As I said, SB277 has compromised, but in the wrong places. At this point, I would pass SB277 as is (let’s not refight those “grandfathering” battles), but with an added provision about making public allowances for unvaccinated children (let’s call them UVC). In some cases, this might take the form of a separate public school for UVC. (Yes, I know that some parents choose some vaccines and not others; you want your kids in the main public school, you have to do all the recommended vaccines.) That may well depend on a teacher who’s willing to teach to UVC. Such a teacher should be given a little more money – the same pay bump that’s already part of California’s sliding scale for teachers who are willing to teach in California’s low-income neighborhoods.
Now wait, you may object, this could entail long bus rides from one California town to another, and besides, the UVC-schools may acquire a bit of a leper-colony reputation, like the Hawaiian island of Molokai once upon a time. Yeah, well, right now I’m playing the world’s tiniest violin with my bow in the shape of a hypodermic needle. If anything, I’d say the so-called “anti-vaxxer” crowd should embrace the distinction and start welcoming people to Molokaidemy Elementary. (See, and you thought that photo at the top had nothing to do with the rest of the post.)
If for logistical reasons Molokaidemy can’t be a public school, the provision should allow that it might be a private one. My proposed amendment to SB277 would allow for some kind of home-schooling or alternative-schooling, and in that case, California’s state government needs to cut a check to the family for the amount that the state had already allocated for the child – the percentage that would have been paid to the teacher, facility maintenance, the kid’s meal plan, like that.

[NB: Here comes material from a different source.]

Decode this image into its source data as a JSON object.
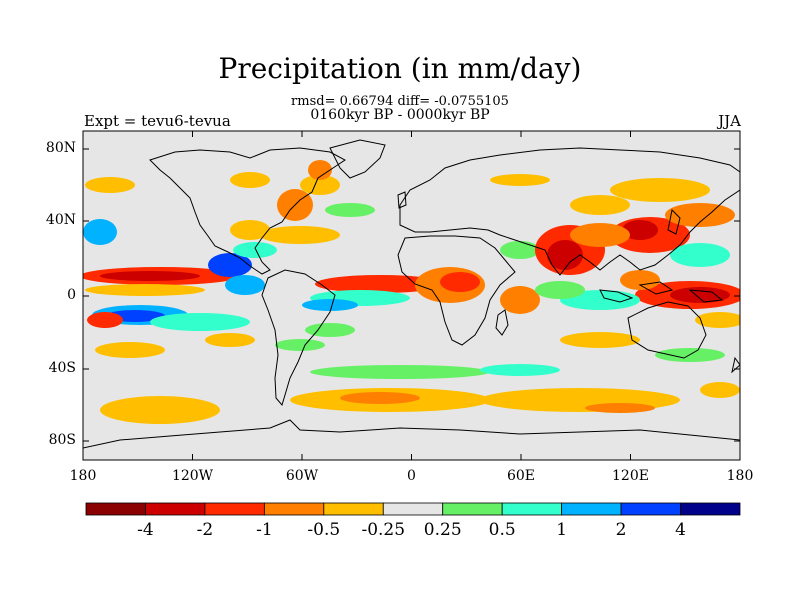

Now, as the taxpayer cutting that check, I expect to get something for my money, which in this case is mandatory, state-sponsored online testing. Yes, in case you’ve been out of the system for the last decade, California now tests kids in (every) kindergarten. What happens if UVC fail those tests? I’d like to say: make them take the vaccines and send them to regular public school. But what I’d really say is: double up on the testing. Force the UVC to do even better, the same way that California college students have to keep up their grades to maintain their scholarships. If that fails, triple up on it. If a given kid still isn’t passing, well, I guess he has to repeat third grade again and again, and eventually we’ll have…some very interesting statistics on UVC and home-schooling.
I don’t claim this to be a perfect solution, but I don’t know that such a formula exists in this witches’ brew of public health versus personal freedom. I do think that as a general rule, we have to move forward as if the science is right, and that applies to climate change, engineering projects, cell phones causing cancer, GMOs in food, and both my children…we did vaccinate our second child even after knowing the first was autistic. But freedom is still freedom. Mai-tais at Molokaidemy, anyone?